= Hydrography of the Oak Ridges Moraine =

Preliminary research on the hydrology of the Oak Ridges Moraine began in the 1970s, but a broader research effort including the impact of urban development on the aquifer system and Great Lakes water quality was established in 1993. The research locus is the Geological Survey of Canada and the University of Toronto Groundwater Research Group, though other groups have made substantial contributions to this project.

The moraine serves to recharge streams and rivers in the surrounding region, acting as an underground reservoir. Rain and snow melt slowly soak into the moraine, being filtered and purified in its many sand and gravel aquifers. The cool, fresh water is discharged into the headwaters of streams and rivers which eventually flow into Lake Simcoe, Lake Scugog and Lake Ontario. The aquifers are also the water supply for some communities on the Moraine.

==Hydrogeology==
The moraine's hydrological system is inter-twined with a regional flow system not bound by the morphological limits of the moraine. For this reason, environmentalists and researchers promote an aggressive protection strategy extending beyond the moraine, thus ensuring a contiguously protected hydrological system.

A number of features comprise the hydrological system of the Oak Ridges Moraine:

- permanent and ephemeral streams,
- wetlands,
- kettle lakes and ponds, and their catchment areas,
- seepage areas and springs, and
- aquifers and other recharge areas.

==Hydrology==
The Oak Ridges Moraine's hydrological system is a major constituent of the Humber Watershed, so that any impact on this system will be of concern. A specific concern is urbanization, which affects water quality by increasing its load of metals and organic contaminants. A study by Cook et al. (1985) found an increase in mean annual runoff, instantaneous discharge, and hydrograph peak flow as a result of urbanization: "...changes in land use coincided with changes in volumetric and time distribution aspects of hydrologic response."

Numerous watersheds are linked to the Oak Ridges Moraine, and are managed by various organizations.

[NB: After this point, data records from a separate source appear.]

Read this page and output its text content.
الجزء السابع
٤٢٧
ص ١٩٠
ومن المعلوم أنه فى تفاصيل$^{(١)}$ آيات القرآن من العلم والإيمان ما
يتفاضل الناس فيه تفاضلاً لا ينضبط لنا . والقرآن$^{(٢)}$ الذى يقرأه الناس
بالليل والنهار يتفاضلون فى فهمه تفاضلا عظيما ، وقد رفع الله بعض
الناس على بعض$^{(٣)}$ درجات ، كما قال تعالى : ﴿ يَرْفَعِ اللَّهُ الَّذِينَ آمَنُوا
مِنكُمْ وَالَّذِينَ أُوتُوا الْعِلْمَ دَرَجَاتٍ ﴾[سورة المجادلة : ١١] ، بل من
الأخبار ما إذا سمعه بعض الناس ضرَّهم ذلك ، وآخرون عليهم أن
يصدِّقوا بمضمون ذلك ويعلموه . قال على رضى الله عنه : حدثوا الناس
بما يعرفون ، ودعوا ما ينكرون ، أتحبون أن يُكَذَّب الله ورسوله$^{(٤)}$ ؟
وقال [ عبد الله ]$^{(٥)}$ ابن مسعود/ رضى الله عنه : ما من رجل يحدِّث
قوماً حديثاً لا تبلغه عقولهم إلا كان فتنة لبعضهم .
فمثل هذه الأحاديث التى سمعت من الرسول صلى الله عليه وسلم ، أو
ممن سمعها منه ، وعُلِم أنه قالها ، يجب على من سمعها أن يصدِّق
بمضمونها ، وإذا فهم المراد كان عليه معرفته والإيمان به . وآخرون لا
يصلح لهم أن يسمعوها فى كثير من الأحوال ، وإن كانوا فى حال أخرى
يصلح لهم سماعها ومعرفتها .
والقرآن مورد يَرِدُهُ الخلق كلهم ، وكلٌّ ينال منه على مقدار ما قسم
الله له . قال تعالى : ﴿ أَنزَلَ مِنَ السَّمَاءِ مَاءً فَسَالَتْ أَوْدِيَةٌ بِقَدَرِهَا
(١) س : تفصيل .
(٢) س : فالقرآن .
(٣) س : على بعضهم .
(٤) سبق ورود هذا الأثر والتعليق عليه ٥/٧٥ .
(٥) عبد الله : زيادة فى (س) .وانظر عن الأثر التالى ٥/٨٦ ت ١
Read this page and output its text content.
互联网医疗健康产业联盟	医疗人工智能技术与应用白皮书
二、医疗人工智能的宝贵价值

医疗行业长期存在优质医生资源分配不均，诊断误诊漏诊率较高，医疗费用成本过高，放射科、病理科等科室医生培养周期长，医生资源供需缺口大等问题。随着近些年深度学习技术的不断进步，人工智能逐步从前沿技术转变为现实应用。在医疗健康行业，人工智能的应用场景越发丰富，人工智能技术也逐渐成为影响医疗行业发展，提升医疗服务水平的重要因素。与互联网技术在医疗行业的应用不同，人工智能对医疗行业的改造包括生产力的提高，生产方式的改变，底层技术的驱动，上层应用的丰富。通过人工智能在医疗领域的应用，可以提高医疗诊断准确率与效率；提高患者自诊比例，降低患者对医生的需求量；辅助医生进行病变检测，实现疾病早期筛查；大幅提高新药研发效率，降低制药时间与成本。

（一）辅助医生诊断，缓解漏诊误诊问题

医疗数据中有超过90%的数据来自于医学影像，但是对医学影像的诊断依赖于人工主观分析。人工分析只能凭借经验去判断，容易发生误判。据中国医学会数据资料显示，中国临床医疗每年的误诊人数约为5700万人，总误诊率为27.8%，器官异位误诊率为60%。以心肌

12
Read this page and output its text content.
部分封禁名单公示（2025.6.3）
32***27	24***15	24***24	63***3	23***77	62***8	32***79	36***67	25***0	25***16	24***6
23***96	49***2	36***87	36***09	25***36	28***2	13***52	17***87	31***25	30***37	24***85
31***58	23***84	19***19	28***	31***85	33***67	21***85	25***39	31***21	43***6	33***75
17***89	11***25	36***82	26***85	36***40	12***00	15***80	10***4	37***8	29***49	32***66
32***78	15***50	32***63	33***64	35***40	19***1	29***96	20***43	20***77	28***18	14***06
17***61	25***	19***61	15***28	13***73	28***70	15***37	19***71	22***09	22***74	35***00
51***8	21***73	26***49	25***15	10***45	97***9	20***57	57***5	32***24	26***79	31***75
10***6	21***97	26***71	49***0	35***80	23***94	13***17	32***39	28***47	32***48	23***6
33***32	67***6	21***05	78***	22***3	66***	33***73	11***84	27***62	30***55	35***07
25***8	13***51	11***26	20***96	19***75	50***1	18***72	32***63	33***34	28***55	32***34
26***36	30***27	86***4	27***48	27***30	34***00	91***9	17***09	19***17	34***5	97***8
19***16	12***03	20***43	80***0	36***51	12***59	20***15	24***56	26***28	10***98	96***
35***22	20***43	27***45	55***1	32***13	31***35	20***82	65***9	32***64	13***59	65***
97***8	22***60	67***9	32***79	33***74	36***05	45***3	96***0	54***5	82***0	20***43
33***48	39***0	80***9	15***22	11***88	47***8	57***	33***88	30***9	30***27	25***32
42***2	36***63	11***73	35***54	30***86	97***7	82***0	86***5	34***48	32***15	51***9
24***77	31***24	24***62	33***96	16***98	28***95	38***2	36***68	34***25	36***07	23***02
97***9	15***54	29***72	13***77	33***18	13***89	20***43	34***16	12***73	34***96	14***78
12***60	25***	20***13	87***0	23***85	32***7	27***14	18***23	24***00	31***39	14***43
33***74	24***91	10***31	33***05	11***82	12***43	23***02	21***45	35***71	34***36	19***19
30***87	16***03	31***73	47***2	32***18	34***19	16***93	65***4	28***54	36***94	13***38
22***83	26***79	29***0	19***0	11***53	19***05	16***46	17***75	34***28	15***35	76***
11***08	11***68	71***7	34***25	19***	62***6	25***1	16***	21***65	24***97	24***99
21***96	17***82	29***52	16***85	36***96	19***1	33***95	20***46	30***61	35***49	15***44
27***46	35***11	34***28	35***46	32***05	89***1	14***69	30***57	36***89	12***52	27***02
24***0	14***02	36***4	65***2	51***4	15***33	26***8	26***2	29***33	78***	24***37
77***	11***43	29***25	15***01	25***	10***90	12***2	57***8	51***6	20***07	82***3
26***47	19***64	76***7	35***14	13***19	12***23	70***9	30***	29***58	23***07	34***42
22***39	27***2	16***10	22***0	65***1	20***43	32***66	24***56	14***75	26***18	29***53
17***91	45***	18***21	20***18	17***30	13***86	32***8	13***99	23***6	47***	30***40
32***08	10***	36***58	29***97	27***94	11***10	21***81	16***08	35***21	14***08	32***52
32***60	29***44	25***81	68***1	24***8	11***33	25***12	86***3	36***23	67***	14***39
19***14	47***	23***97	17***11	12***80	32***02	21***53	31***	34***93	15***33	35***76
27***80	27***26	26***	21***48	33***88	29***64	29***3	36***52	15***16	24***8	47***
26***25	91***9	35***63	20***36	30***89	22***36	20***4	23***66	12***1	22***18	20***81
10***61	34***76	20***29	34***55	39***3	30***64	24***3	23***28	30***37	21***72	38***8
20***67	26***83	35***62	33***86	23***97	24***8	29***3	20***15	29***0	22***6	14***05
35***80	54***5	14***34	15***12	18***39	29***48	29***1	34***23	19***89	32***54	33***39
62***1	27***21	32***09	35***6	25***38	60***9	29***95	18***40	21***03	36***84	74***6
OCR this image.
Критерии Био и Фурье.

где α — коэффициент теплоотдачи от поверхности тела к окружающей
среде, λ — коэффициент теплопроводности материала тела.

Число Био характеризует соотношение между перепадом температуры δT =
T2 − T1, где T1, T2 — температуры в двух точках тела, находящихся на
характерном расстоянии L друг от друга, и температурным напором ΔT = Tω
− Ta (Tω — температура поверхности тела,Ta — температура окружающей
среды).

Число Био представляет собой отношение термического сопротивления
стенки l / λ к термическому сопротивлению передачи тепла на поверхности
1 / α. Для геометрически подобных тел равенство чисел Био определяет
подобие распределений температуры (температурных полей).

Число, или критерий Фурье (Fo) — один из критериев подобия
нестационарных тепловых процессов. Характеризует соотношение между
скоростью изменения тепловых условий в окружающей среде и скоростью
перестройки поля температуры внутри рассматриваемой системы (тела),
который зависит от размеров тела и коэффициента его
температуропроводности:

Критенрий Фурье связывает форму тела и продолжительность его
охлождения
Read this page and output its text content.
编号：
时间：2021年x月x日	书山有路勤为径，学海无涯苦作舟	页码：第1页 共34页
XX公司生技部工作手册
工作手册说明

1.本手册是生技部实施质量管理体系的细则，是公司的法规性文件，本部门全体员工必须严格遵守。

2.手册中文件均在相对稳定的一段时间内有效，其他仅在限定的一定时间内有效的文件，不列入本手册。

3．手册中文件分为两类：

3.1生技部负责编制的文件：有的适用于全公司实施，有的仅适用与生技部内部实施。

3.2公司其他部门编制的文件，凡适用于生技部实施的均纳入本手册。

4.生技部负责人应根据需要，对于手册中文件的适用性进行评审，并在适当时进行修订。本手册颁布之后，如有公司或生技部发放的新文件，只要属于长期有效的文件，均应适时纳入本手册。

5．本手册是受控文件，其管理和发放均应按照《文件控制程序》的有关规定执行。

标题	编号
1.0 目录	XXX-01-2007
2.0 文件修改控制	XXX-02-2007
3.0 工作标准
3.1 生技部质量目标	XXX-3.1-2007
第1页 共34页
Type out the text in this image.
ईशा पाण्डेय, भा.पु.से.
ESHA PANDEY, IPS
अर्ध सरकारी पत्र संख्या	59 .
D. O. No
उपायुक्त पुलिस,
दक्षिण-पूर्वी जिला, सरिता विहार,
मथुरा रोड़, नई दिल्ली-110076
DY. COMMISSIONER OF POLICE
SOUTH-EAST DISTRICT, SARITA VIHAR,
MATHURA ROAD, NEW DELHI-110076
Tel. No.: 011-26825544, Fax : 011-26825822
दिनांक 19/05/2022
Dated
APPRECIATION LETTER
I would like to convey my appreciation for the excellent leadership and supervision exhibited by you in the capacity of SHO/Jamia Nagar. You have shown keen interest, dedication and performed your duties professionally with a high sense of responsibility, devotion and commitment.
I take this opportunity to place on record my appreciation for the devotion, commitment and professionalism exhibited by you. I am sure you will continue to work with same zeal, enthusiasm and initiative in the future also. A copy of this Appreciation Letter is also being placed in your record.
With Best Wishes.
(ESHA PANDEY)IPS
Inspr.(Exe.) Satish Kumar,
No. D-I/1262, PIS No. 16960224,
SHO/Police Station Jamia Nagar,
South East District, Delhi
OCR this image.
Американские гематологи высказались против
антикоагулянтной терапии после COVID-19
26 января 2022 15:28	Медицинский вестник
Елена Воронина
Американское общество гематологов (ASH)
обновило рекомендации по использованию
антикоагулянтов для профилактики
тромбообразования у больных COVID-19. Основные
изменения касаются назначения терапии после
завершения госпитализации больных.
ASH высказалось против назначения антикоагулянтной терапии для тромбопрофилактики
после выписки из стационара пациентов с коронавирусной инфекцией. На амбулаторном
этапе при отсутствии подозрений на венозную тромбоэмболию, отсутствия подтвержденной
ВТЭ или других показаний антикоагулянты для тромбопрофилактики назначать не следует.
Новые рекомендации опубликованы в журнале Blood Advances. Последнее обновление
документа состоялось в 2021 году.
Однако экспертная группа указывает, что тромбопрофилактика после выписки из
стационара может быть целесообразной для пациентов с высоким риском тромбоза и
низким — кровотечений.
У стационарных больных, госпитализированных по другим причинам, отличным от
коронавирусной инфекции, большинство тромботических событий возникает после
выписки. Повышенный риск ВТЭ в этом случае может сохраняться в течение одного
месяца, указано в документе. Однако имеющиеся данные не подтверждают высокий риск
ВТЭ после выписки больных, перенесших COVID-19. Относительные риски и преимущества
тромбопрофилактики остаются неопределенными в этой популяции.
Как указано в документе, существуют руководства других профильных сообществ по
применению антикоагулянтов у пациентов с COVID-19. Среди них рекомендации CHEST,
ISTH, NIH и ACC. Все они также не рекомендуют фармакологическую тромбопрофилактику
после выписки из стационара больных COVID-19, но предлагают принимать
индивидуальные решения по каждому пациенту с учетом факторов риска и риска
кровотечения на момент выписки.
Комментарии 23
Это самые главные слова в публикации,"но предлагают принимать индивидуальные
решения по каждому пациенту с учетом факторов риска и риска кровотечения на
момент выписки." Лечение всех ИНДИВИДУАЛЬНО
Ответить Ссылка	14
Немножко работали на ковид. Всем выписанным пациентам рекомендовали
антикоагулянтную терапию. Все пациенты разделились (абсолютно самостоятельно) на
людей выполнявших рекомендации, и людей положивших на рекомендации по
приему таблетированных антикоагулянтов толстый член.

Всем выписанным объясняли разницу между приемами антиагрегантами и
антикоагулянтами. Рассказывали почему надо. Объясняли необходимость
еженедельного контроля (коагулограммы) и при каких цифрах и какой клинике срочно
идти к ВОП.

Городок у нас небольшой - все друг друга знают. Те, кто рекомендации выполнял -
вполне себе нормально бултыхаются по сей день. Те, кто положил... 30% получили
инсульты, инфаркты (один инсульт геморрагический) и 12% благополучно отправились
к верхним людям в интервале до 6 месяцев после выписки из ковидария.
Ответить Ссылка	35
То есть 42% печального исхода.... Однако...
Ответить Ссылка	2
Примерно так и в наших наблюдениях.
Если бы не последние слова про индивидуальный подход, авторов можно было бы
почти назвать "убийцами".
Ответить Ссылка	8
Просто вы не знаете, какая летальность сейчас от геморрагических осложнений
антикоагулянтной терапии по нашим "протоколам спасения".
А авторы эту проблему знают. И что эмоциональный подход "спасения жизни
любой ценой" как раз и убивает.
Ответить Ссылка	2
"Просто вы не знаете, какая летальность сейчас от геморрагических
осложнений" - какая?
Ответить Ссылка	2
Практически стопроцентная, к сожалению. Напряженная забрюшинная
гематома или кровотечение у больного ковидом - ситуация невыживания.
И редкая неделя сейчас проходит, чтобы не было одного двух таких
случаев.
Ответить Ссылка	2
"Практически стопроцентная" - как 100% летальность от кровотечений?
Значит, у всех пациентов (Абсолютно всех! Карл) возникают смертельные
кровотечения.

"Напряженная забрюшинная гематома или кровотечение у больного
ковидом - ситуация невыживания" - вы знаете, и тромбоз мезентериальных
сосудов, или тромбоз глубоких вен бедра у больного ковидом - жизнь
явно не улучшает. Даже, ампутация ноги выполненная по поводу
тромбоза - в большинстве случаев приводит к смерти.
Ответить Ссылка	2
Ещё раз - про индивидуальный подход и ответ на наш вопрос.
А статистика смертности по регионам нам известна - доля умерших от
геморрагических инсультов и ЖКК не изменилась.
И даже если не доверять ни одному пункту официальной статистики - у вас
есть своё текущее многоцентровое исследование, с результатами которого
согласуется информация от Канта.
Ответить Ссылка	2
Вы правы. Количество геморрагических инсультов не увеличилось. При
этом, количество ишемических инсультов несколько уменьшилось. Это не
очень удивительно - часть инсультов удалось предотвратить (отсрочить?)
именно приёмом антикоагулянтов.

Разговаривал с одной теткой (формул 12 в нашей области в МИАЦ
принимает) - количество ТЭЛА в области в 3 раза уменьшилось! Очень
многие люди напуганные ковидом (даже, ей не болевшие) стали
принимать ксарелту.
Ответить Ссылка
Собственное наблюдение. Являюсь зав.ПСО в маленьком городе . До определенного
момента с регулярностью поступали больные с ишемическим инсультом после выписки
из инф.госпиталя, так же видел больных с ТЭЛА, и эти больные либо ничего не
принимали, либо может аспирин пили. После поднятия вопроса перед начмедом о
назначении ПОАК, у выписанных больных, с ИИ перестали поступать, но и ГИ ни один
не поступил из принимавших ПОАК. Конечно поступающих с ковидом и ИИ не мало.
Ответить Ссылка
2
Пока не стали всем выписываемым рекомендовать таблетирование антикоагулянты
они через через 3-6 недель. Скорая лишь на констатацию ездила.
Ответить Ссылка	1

Watersheds linked to the Oak Ridges Moraine
| Watershed | Conservation Authority |
| Nottawasaga River | Nottawasaga Valley Conservation Authority |
| Credit River | Credit Valley Conservation |
| Holland River | Lake Simcoe Region Conservation Authority |
| Black River | Lake Simcoe Region Conservation Authority |
| Pefferlaw Brook | Lake Simcoe Region Conservation Authority |
| Humber River | Toronto and Region Conservation Authority |
| Don River | Toronto and Region Conservation Authority |
| Rouge River | Toronto and Region Conservation Authority |
| Duffins Creek | Toronto and Region Conservation Authority |
| Nonquon River | Kawartha Conservation |
| Scugog River | Kawartha Conservation |
| Pigeon River | Kawartha Conservation |
| Lynde Creek | Central Lake Ontario Conservation Authority |
| Oshawa Creek | Central Lake Ontario Conservation Authority |
| Bowmanville and Soper Creeks | Central Lake Ontario Conservation Authority |
| Trout Creek | Otonabee Region Conservation Authority |
| Wilmot Creek | Ganaraska Region Conservation Authority |
| Ganaraska River | Ganaraska Region Conservation Authority |
| Gage Creek | Ganaraska Region Conservation Authority |
| Cobourg and Baltimore Creeks | Ganaraska Region Conservation Authority |

(Note: the above table excludes watersheds managed by the Lower Trent Conservation Authority.)

==Conservation==
The Oak Ridges Moraine Conservation Act of 2001 stipulates that any development in the moraine or nearby areas must satisfy several conditions, most prominently that each development leave a buffer zone of 30 m between it and any hydrological feature; for a kettle lake, this measure is from the edge of the lake's catchment area.

The Act specifically required that each municipality, single-tier and upper-tier, must have commenced preparations for a watershed plan before April 22, 2003, for all watersheds whose streams originate in that municipality [O. Reg. 140/02, s. 24 (1)], and that the requirements of that plan be implemented in the municipality's official plan. The scope of each plan minimally required:

- a water budget and conservation plan;
- land and water use and management strategies;
- implementation frameworks, including but not requiring plans for contained geographic areas or topically specific plans;
- an environmental monitoring plan;
- provisions requiring environmental management practices and programs (e.g. -regarding pollution, pesticide use etc.)
- criteria for evaluating the protection of water quality and quantity, hydrological features and hydrological functions.

All development within a municipality was prohibited until the completion of this planning exercise, and no development application submitted after April 23, 2007, may proceed if it fails to meet the requirements of the watershed plan, or fails to address the water budget and conservation plan.